The rotation is a quandary that I don’t think is possible to solve with so many parts set to move, but it’s become clear that the Yankees choice between James Paxton and Masahiro Tanaka has been decided for them. Paxton has dealt with injuries and their effects on his velocity all season, while Tanaka has rebounded from a scary incident to mostly return to form. Paxton is a sure bet to walk and find his next opportunity elsewhere, while Tanaka should be brought back. Beyond that, Jordan Montgomery has not inspired much confidence while Deivi Garcia has emerged onto the scene with Clarke Schmidt waiting in the wings.

There’s room for a free agent to try and solidify this rotation, which has been in need of solidifying for several years now, but the problem is there’s no sure thing on the market. Trevor Bauer probably is the headliner for the starting pitcher class, but he has question marks beyond the mound that may result in the Yankees going in another direction. The team could make a second attempt at acquiring Marcus Stroman, this time just for money, but it certainly seemed like he felt slighted when the Yankees didn’t trade for him at the 2019 deadline. Outside of those two I really don’t feel confident in the rest of the class, at least as far as locking down multi-year deals is concerned.
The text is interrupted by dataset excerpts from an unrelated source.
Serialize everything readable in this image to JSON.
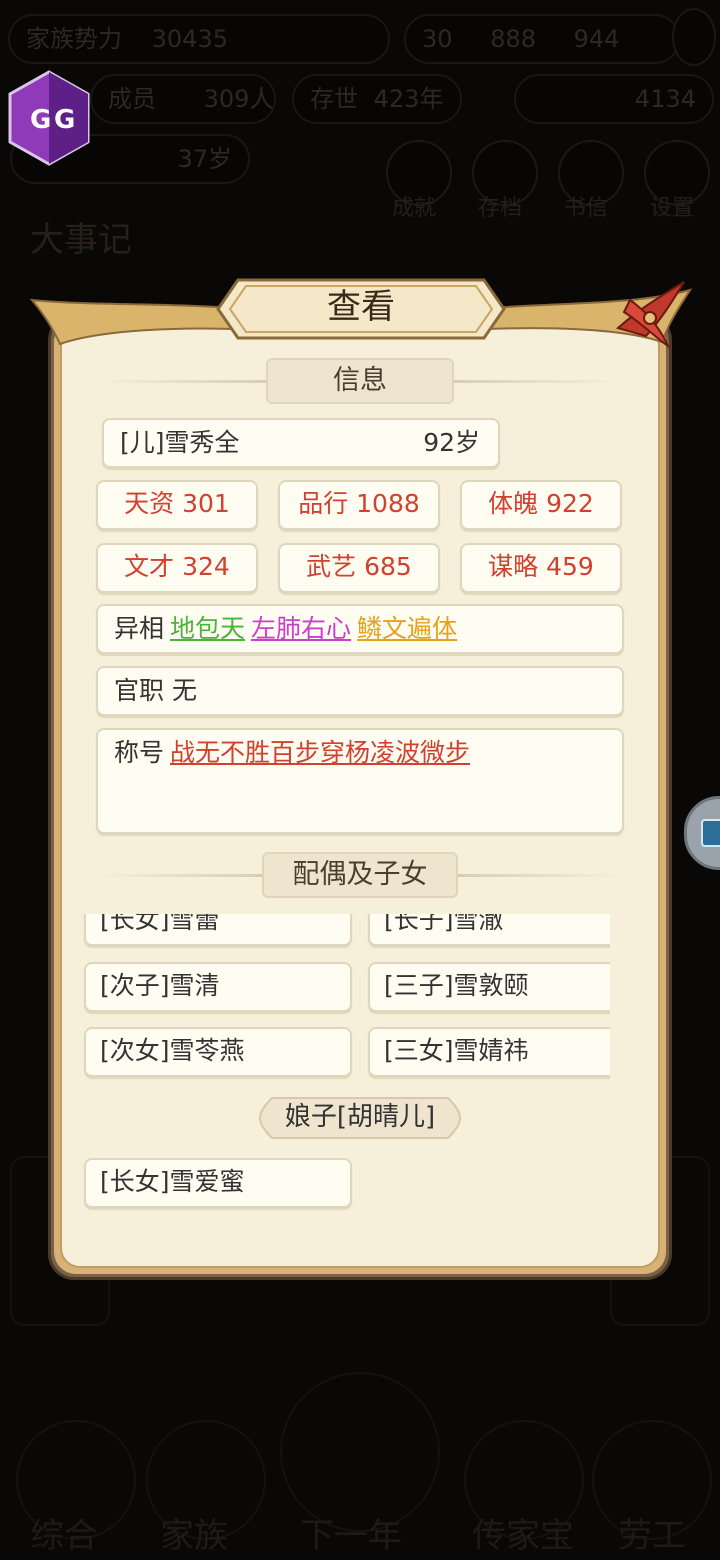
{
  "background": {
    "top_bar": {
      "power_label": "家族势力",
      "power_value": "30435",
      "currency_1": "30",
      "currency_2": "888",
      "currency_3": "944"
    },
    "members_label": "成员",
    "members_value": "309人",
    "lifespan_label": "存世",
    "lifespan_value": "423年",
    "gold_value": "4134",
    "age_value": "37岁",
    "round_buttons": [
      "成就",
      "存档",
      "书信",
      "设置"
    ],
    "events_title": "大事记",
    "bottom_nav": [
      "综合",
      "家族",
      "下一年",
      "传家宝",
      "劳工"
    ]
  },
  "dialog": {
    "title": "查看",
    "info_section": "信息",
    "person": {
      "name": "[儿]雪秀全",
      "age": "92岁"
    },
    "stats": [
      {
        "label": "天资 301"
      },
      {
        "label": "品行 1088"
      },
      {
        "label": "体魄 922"
      },
      {
        "label": "文才 324"
      },
      {
        "label": "武艺 685"
      },
      {
        "label": "谋略 459"
      }
    ],
    "traits_label": "异相",
    "traits": [
      "地包天",
      "左肺右心",
      "鳞文遍体"
    ],
    "office_label": "官职",
    "office_value": "无",
    "honor_label": "称号",
    "honors": "战无不胜百步穿杨凌波微步",
    "family_section": "配偶及子女",
    "children_group_1": [
      "[长女]雪蕾",
      "[长子]雪澈",
      "[次子]雪清",
      "[三子]雪敦颐",
      "[次女]雪苓燕",
      "[三女]雪婧祎"
    ],
    "spouse_2": "娘子[胡晴儿]",
    "children_group_2": [
      "[长女]雪爱蜜"
    ]
  },
  "colors": {
    "stat_red": "#d2402e",
    "trait_green": "#4bb43a",
    "trait_magenta": "#cc3ecc",
    "trait_orange": "#e5a21c",
    "parchment": "#f6f0da"
  },
  "icons": {
    "gg_logo": "gamegardian-logo",
    "close": "close-icon",
    "side": "floating-tool-icon"
  }
}
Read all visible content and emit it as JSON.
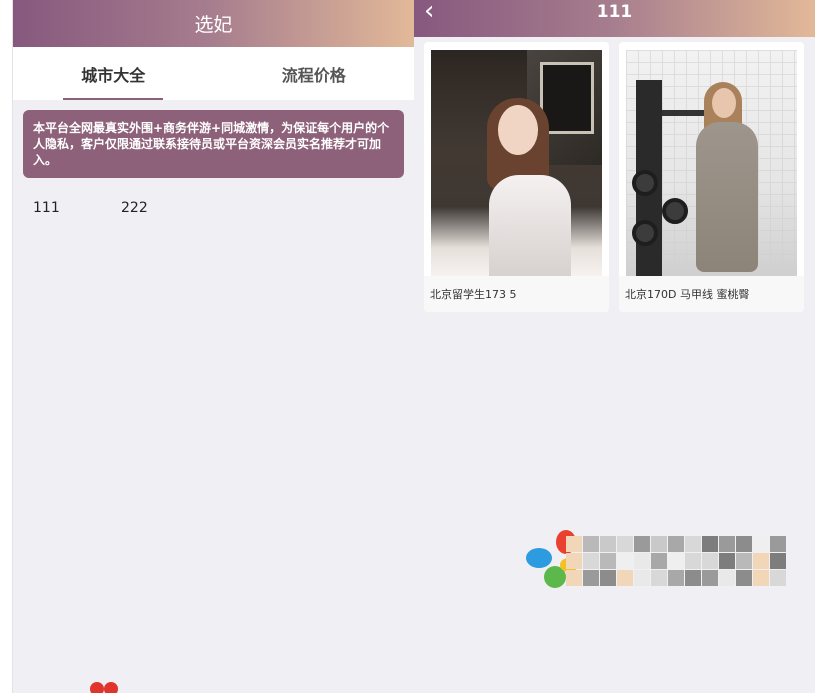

Robert asks: Do the American League fans consider the Yankees to be the Cardinals or the American League, or not that good?

I honestly can’t tell if this question is a troll attempt or not, but I found it humorous and thus a fitting conclusion. No, the Yankees are not considered the Cardinals of the AL, they are considered a lot more highly than that. The only comparable NL team to the Yankees would be the Dodgers, at least in terms of gigantic budgets, massive marketplace and fanbases. Obviously though, in the end the Yankees have more than double the amount of championships than the next best team — which, to be fair, is the Cardinals.

The Cardinals, to me, compare more like the San Antonio Spurs — two small market clubs that became iconic in their respective sports for being one of the best teams for several decades.

They do have that devil magic though. Honestly, the Yankees might need some of that this year.